= Peter Allan (landlord) =

English recluse and eccentric (1799–1849)

Peter Allan (6 September 1799 – 31 August 1849) was an English eccentric, a publican who carved rocks in the Marsden Bay at Marsden, South Shields into an inn as well as a home.

== Early life ==
Born to Peter Allan, a shoemaker in Gladsmuir and Jane Rennie, who was the daughter of Archibald Kenley of Tranent, Allan grew up in Whitburn from the age of 3 or 4, after his father took the post of gamekeeper to Sir Hedworth Williamson. As a young man, Allan Jr was initially a valet to William Williamson and a gamekeeper for the Marquess of Londonderry. He later took over his father-in-law's pub, The Ship, in the village of Whitburn on the Durham coast. His wife was Elizabeth Collie.

== Marsden ==
After becoming infatuated with and working at the quarries near his property, and on the North Dock in Monkwearmouth, he decided to turn a limestone cliff in Marsden Bay into an actual house and inn. He blew out fifteen rooms, setting up a tavern on the beach (The Grotto) at the bottom of the cliff. In doing so, he followed the example of an old man, Jack Bates, who had previously (1780s) attracted custom to a cliff cave about a hundred yards to the south.

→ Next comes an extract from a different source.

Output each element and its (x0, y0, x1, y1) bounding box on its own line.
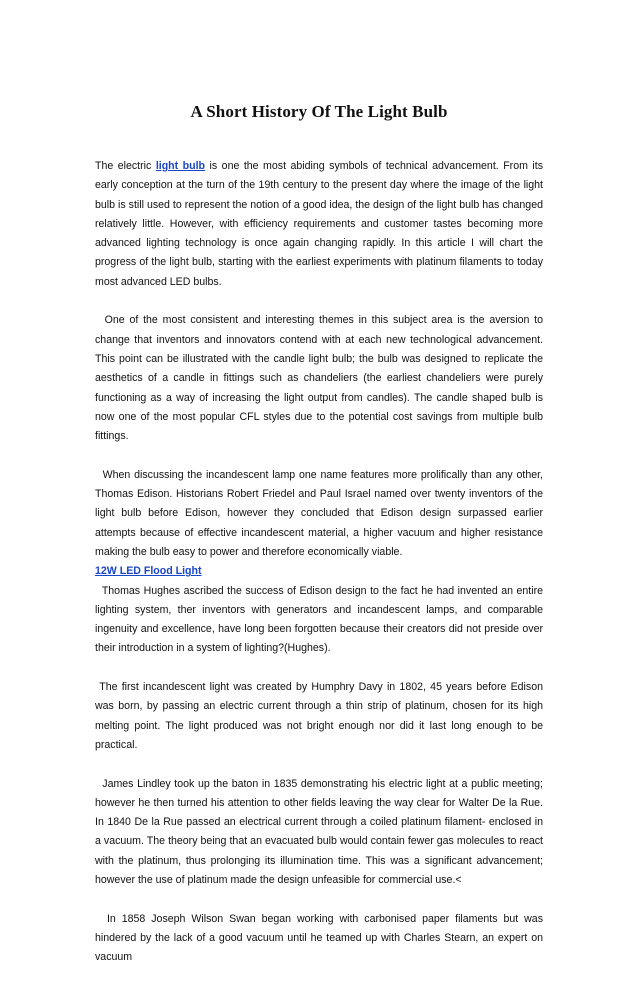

It is falsely alleged that "he mostly remained with his wife and children in the rock and did not often visit the surrounding town". As is shown by contemporary newspapers like the Sunderland Herald, he was a well-known and eccentric presence on the streets of Sunderland and South Shields, wheeling and dealing, sometimes winding up in court as a result. He also rescued a number of people from the sea, including a group of children in danger of drowning. Between 1846 and 1849, the new owners of the copyhold, Andrew Stoddart and John Clay, with the financial backing of Cuthbert Ellison, attempted to eject him, having bought out all the claimants to the land above the Grotto. (They are sometimes wrongly described as "lords of the manor" - the titular lord was the Bishop of Durham, who had supported the Grotto.) Allan's lawyer, Daniel Stack, managed only a compromise in the lawsuit that followed, maintaining Allan's right to live at the Grotto for an annual rent, but Allan died on 31 August 1849, perhaps affected by the stress. The Grotto, which was a sort of public attraction, was closed for a while by a collapse of the cliff in February 1865. It reopened, as popular as ever. The Grotto is still open, and is a pub and a hotel.

== Controversy ==
Some have mistakenly accepted Allan's designation as a "hermit" literally, when it was an ironic nickname, based on Scott's novels and the like. Allan was marooned there for a few weeks in a cold winter, but he was a very clubbable man, who loved company. Alan Robinson wrote a book in the 1970s denying the notion that Allan was a hermit, and this is confirmed by Bill Greenwell's research in 2021.